I think it is confusing for TF users by the term "num_hidden". Actually it has nothing to do with the unrolled LSTM cells, and it just is the dimension of the tensor, which is transformed from the time-step input tensor to and fed into the LSTM cell.
This term num_units or num_hidden_units sometimes noted using the variable name nhid in the implementations, means that the input to the LSTM cell is a vector of dimension nhid (or for a batched implementation, it would a matrix of shape batch_size x nhid). As a result, the output (from LSTM cell) would also be of same dimensionality since RNN/LSTM/GRU cell doesn't alter the dimensionality of the input vector or matrix.
As pointed out earlier, this term was borrowed from Feed-Forward Neural Networks (FFNs) literature and has caused confusion when used in the context of RNNs. But, the idea is that even RNNs can be viewed as FFNs at each time step. In this view, the hidden layer would indeed be containing num_hidden units as depicted in this figure:
Source: Understanding LSTM
More concretely, in the below example the num_hidden_units or nhid would be 3 since the size of hidden state (middle layer) is a 3D vector.

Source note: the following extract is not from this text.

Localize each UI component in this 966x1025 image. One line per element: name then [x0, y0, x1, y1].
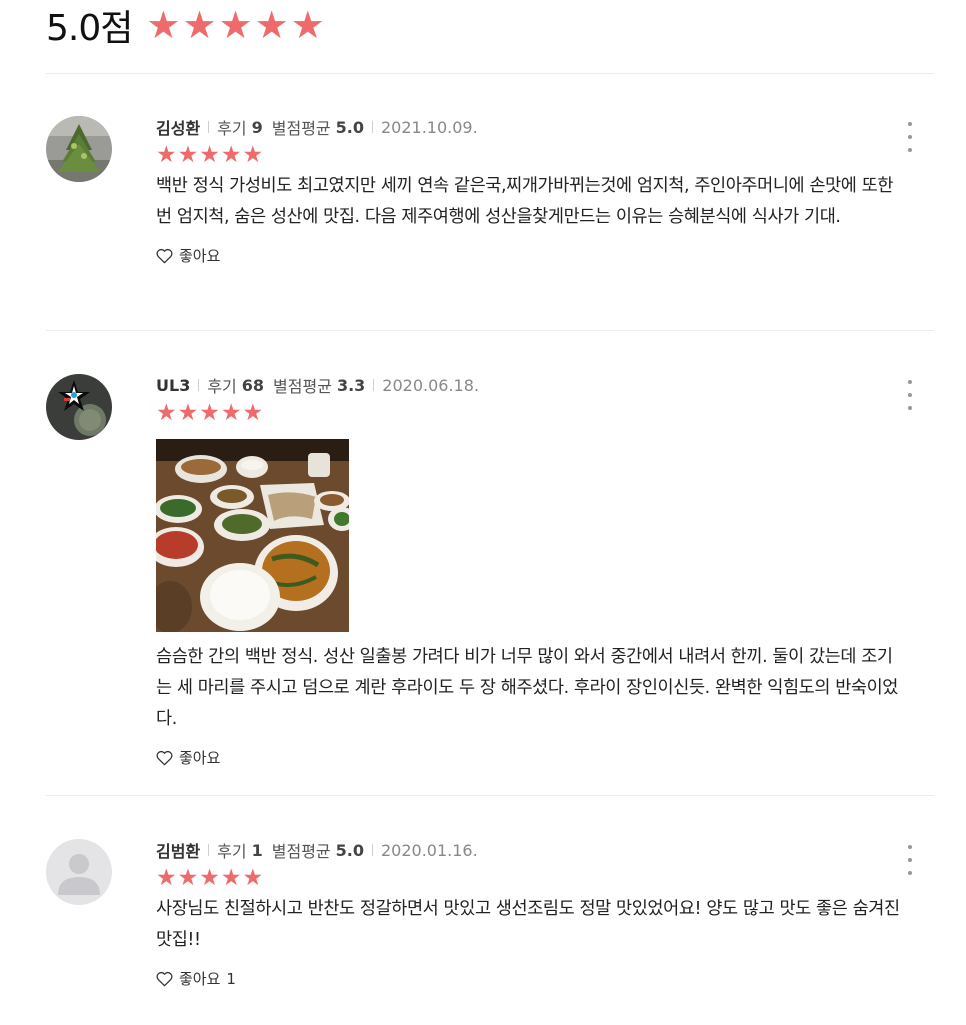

I think this is a correctly answer for your question. LSTM always make confusion.
You can refer this blog for more detail Animated RNN, LSTM and GRU
Most LSTM/RNN diagrams just show the hidden cells but never the units of those cells. Hence, the confusion.
Each hidden layer has hidden cells, as many as the number of time steps.
And further, each hidden cell is made up of multiple hidden units, like in the diagram below. Therefore, the dimensionality of a hidden layer matrix in RNN is (number of time steps, number of hidden units).
The Concept of hidden unit is illustrated in this image https://imgur.com/Fjx4Zuo.
Following #SangLe answer, I made a picture (see sources for original pictures) showing cells as classically represented in tutorials (Source1: Colah's Blog) and an equivalent cell with 2 units (Source2: Raimi Karim 's post). Hope it will clarify confusion between cells/units and what really is the network architecture.